As you move into deal and post-deal phases, the work becomes more in-depth. You get consent to run threat modeling, vulnerability scans, pentests, and build reviews — like checking how secure a standard corporate laptop is. All this feeds into valuation discussions and post-integration checks, because merging networks often creates new vulnerabilities.
Q: What are the biggest cybersecurity education gaps you see?
The biggest gap is around the relevance of cybersecurity in M&A. As I mentioned, many people still think it only applies to tech companies like software firms, SaaS platforms, anything obviously “IT-heavy.” That’s just not the case.
Take a dental practice, for example. If they get hit with ransomware, all their patient records could be stolen and leaked online. That’s a huge operational issue and also a legal one. In the UK, GDPR would come into play, and the regulatory fallout could be severe. In the US, it would fall under HIPAA and other state-level data protection laws.
So, it’s not about whether the business sells technology. It’s about the data it holds, the systems it relies on, and the risks if those are compromised.
Q: Do you also provide guidance on how to fix vulnerabilities?
Absolutely. We package this into our virtual CISO service, which helps companies build a practical, prioritized roadmap.
It usually starts with a cyber health check — internal and external vulnerability scans, penetration tests, build reviews of corporate devices, and so on. From there, we prioritize the issues. For example, out of 30 vulnerabilities found, we highlight the 10 high-risk ones that need immediate attention.
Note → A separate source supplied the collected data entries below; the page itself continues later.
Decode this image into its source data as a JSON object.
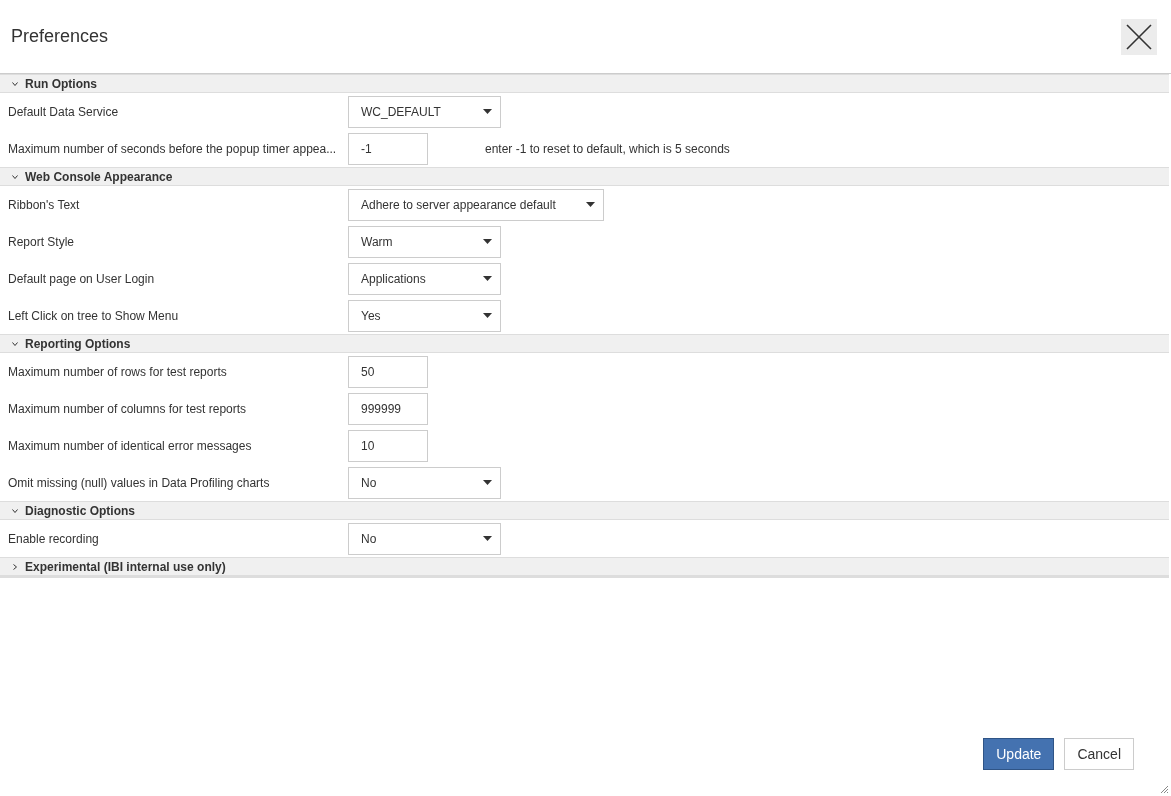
{
  "window": {
    "title": "Preferences"
  },
  "sections": [
    {
      "title": "Run Options",
      "expanded": true,
      "rows": [
        {
          "kind": "select",
          "label": "Default Data Service",
          "value": "WC_DEFAULT"
        },
        {
          "kind": "text",
          "label": "Maximum number of seconds before the popup timer appea...",
          "value": "-1",
          "hint": "enter -1 to reset to default, which is 5 seconds"
        }
      ]
    },
    {
      "title": "Web Console Appearance",
      "expanded": true,
      "rows": [
        {
          "kind": "select",
          "label": "Ribbon's Text",
          "value": "Adhere to server appearance default"
        },
        {
          "kind": "select",
          "label": "Report Style",
          "value": "Warm"
        },
        {
          "kind": "select",
          "label": "Default page on User Login",
          "value": "Applications"
        },
        {
          "kind": "select",
          "label": "Left Click on tree to Show Menu",
          "value": "Yes"
        }
      ]
    },
    {
      "title": "Reporting Options",
      "expanded": true,
      "rows": [
        {
          "kind": "text",
          "label": "Maximum number of rows for test reports",
          "value": "50"
        },
        {
          "kind": "text",
          "label": "Maximum number of columns for test reports",
          "value": "999999"
        },
        {
          "kind": "text",
          "label": "Maximum number of identical error messages",
          "value": "10"
        },
        {
          "kind": "select",
          "label": "Omit missing (null) values in Data Profiling charts",
          "value": "No"
        }
      ]
    },
    {
      "title": "Diagnostic Options",
      "expanded": true,
      "rows": [
        {
          "kind": "select",
          "label": "Enable recording",
          "value": "No"
        }
      ]
    },
    {
      "title": "Experimental (IBI internal use only)",
      "expanded": false
    }
  ],
  "buttons": [
    {
      "label": "Update",
      "kind": "primary"
    },
    {
      "label": "Cancel",
      "kind": "secondary"
    }
  ]
}
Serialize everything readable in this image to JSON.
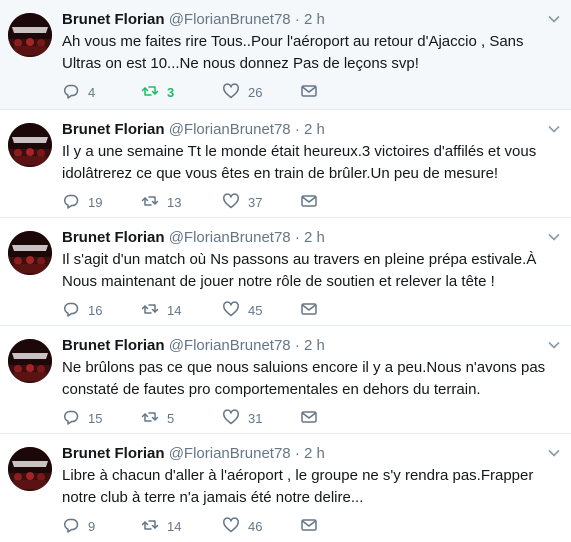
{
  "tweets": [
    {
      "name": "Brunet Florian",
      "handle": "@FlorianBrunet78",
      "dot": "·",
      "time": "2 h",
      "text": "Ah vous me faites rire Tous..Pour l'aéroport au retour d'Ajaccio , Sans Ultras on est 10...Ne nous donnez Pas de leçons svp!",
      "replies": "4",
      "retweets": "3",
      "likes": "26",
      "retweeted": true
    },
    {
      "name": "Brunet Florian",
      "handle": "@FlorianBrunet78",
      "dot": "·",
      "time": "2 h",
      "text": "Il y a une semaine Tt le monde était heureux.3 victoires d'affilés et vous idolâtrerez ce que vous êtes en train de brûler.Un peu de mesure!",
      "replies": "19",
      "retweets": "13",
      "likes": "37",
      "retweeted": false
    },
    {
      "name": "Brunet Florian",
      "handle": "@FlorianBrunet78",
      "dot": "·",
      "time": "2 h",
      "text": "Il s'agit d'un match où Ns passons au travers en pleine prépa estivale.À Nous maintenant de jouer notre rôle de soutien et relever la tête !",
      "replies": "16",
      "retweets": "14",
      "likes": "45",
      "retweeted": false
    },
    {
      "name": "Brunet Florian",
      "handle": "@FlorianBrunet78",
      "dot": "·",
      "time": "2 h",
      "text": "Ne brûlons pas ce que nous saluions encore il y a peu.Nous n'avons pas constaté de fautes pro comportementales en dehors du terrain.",
      "replies": "15",
      "retweets": "5",
      "likes": "31",
      "retweeted": false
    },
    {
      "name": "Brunet Florian",
      "handle": "@FlorianBrunet78",
      "dot": "·",
      "time": "2 h",
      "text": "Libre à chacun d'aller à l'aéroport , le groupe ne s'y rendra pas.Frapper notre club à terre n'a jamais été notre delire...",
      "replies": "9",
      "retweets": "14",
      "likes": "46",
      "retweeted": false
    }
  ],
  "icons": {
    "reply": "reply-icon",
    "retweet": "retweet-icon",
    "like": "heart-icon",
    "dm": "envelope-icon",
    "caret": "chevron-down-icon"
  },
  "colors": {
    "retweet_active": "#17bf63",
    "secondary_text": "#657786",
    "highlight_bg": "#f5f8fa"
  }
}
We explain exactly how to fix each item and how to verify that it’s been fixed. That could mean re-running tests, reviewing updated configurations, or checking logs.
If there’s a lot of work to do, we’ll create a multi-month “path to green” plan. That’s essentially a timeline for moving from the current state to a healthy, well-defended security posture.
Q: How are you adapting to AI — both to enhance your services and to address the risks it poses?
We’ve started using AI to take on some of the legwork. For example, the tools we use to collect open-source information create a lot of raw data, and we use AI to efficiently organize the results.
On the admin side, we’re looking at ways that AI can streamline client onboarding. Imagine adding a new customer to your CRM and having AI automatically send the NDA, welcome email, key contact information, and even schedule an introductory call ten days later — all without human intervention.
In terms of risks, it’s about helping clients understand how AI handles their data. Many don’t realize that public AI tools like ChatGPT or Copilot can store and use your inputs to train their models. Unless you’re using something like Copilot’s enterprise “work mode”, which sandboxes data inside your own environment, you should assume anything you enter could end up in a public dataset.
That’s where it becomes an M&A concern. If you’re acquiring a company with valuable intellectual property, you need to check whether they’ve used public AI tools and, if so, what they’ve entered. Sensitive IP that’s been shared with a public model may no longer be exclusive to that company, and from a valuation and risk perspective, that could be a major problem.